Presumably you mean your suite is managing MPI jobs. That should not be relevant here at all, because the jobs that a suite runs are separate processes (and they usually run on other machines too) (so ‘ps’ will definitely not see them as part of the cylc-run server process). It is only the resource that the suite server program uses, on the suite host, that matters (in terms of whether or not the server program gets killed for exceeding some limit).
How much CPU time a Cylc server program will use depends mostly (I would guess) on the size of the suite - how many tasks it has to keep track of and compute the scheduling for. - and how active the suite is. So for a given suite, the only way to avoid a hard CPU time limit would be to periodically stop and restart the suite, so that it never exceeds the limit in one run. You could probably write a small script to monitor CPU time use (via ps) and issue shutdown and restart commands periodically.
Information about any system limits and the values thereof would need to come from the documentation you have on the shared system, or (more reliably) from the system administrators.
As @hilary.j.oliver notes, the “CPU time” usage in this case is that of the Cylc server itself, which is not connected to the CPU time used by MPI tasks and any jobs launched by Cylc. We haven’t come up with a good solution to deal with it other than “check in every now and then and restart if necessary” simply because it’s so hard to actually predict/handle when it would happen, and easy enough (though annoying) to work around.

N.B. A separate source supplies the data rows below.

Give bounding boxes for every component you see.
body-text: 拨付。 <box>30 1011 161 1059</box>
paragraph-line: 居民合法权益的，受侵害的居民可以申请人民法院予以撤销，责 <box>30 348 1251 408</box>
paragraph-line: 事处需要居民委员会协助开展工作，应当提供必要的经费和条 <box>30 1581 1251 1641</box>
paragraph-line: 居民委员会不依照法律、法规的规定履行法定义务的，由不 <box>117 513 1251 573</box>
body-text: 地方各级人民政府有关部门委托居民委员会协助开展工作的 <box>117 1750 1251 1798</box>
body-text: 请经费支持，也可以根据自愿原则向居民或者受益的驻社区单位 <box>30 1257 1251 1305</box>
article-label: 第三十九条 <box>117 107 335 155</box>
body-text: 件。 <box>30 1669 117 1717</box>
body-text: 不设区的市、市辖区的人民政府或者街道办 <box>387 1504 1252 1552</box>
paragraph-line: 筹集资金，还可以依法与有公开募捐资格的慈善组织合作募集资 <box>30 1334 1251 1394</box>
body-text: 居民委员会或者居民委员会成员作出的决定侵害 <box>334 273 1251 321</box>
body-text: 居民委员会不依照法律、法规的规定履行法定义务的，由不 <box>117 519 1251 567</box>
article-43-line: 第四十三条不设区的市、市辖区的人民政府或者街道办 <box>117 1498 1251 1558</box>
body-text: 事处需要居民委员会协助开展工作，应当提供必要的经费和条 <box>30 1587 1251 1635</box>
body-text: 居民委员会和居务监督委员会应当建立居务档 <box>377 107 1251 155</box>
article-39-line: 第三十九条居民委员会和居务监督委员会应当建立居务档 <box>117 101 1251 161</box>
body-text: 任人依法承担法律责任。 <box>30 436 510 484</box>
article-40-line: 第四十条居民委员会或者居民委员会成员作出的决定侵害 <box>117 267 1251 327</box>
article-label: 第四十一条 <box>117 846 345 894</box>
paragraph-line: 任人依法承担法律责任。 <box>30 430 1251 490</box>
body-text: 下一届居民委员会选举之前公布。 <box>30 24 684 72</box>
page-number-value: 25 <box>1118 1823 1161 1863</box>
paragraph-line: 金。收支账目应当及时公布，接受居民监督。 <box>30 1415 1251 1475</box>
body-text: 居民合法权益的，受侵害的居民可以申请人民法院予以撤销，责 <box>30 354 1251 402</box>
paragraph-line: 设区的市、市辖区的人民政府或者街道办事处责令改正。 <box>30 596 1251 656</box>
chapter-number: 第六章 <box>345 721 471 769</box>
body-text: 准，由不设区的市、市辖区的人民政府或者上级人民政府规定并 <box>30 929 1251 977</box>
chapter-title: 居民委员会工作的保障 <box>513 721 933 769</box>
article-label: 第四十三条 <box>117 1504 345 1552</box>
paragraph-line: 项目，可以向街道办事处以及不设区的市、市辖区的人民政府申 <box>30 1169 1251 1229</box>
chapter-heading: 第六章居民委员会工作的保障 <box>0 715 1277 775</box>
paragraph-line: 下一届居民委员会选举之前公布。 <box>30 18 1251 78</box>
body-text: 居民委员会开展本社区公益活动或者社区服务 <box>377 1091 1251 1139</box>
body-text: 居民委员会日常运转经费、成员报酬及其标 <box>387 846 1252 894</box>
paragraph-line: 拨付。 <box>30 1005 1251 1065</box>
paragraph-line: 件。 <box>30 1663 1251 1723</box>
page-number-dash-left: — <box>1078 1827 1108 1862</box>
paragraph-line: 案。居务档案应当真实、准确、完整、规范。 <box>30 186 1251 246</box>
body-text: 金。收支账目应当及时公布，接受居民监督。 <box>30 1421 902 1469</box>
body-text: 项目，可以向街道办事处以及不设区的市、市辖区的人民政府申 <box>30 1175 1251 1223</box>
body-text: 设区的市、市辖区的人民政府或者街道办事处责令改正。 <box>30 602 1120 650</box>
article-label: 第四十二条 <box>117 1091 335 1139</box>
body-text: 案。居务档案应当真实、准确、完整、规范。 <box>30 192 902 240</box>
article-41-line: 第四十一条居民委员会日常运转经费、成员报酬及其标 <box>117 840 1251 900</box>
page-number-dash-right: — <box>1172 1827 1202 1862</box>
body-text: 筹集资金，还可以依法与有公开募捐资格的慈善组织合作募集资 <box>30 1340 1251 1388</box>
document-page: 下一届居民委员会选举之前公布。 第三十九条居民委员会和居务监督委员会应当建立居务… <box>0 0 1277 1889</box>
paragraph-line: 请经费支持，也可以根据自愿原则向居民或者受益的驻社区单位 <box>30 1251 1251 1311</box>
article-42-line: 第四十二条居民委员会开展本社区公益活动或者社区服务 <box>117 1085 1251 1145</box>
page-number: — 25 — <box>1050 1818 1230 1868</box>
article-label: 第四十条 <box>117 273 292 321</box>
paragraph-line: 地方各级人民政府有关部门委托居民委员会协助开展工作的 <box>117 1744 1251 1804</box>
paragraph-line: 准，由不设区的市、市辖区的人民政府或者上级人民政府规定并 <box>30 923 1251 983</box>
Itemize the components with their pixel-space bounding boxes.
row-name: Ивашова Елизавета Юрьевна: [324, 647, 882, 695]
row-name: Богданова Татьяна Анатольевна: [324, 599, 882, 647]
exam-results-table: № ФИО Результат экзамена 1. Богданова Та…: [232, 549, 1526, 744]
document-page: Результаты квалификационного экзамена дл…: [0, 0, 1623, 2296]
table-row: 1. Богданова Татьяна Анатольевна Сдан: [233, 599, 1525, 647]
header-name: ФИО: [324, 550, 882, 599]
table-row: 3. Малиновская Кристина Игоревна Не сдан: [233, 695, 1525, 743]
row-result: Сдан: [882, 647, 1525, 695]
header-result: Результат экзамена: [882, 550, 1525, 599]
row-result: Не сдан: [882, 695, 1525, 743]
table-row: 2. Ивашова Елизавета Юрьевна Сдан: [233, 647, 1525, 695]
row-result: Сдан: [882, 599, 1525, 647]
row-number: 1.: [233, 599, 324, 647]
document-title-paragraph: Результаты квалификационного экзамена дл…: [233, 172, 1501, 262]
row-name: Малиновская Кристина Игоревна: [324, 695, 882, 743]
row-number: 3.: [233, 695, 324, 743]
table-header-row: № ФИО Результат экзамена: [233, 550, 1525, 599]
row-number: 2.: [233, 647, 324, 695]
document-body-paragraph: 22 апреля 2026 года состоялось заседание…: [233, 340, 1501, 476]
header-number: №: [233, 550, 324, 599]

This is another argument to go the route of having the suite servers running on separate systems that are lightweight and don’t have these limits attached.
Yes, definitely best to run your suite server programs on a dedicated front-end host (with no CPU time limits) … or even better, a small pool of them. Then you get basic load balancing (suites can start up on the least loaded host) and the ability to tell suites to self-migrate to another host (e.g. for system maintenance).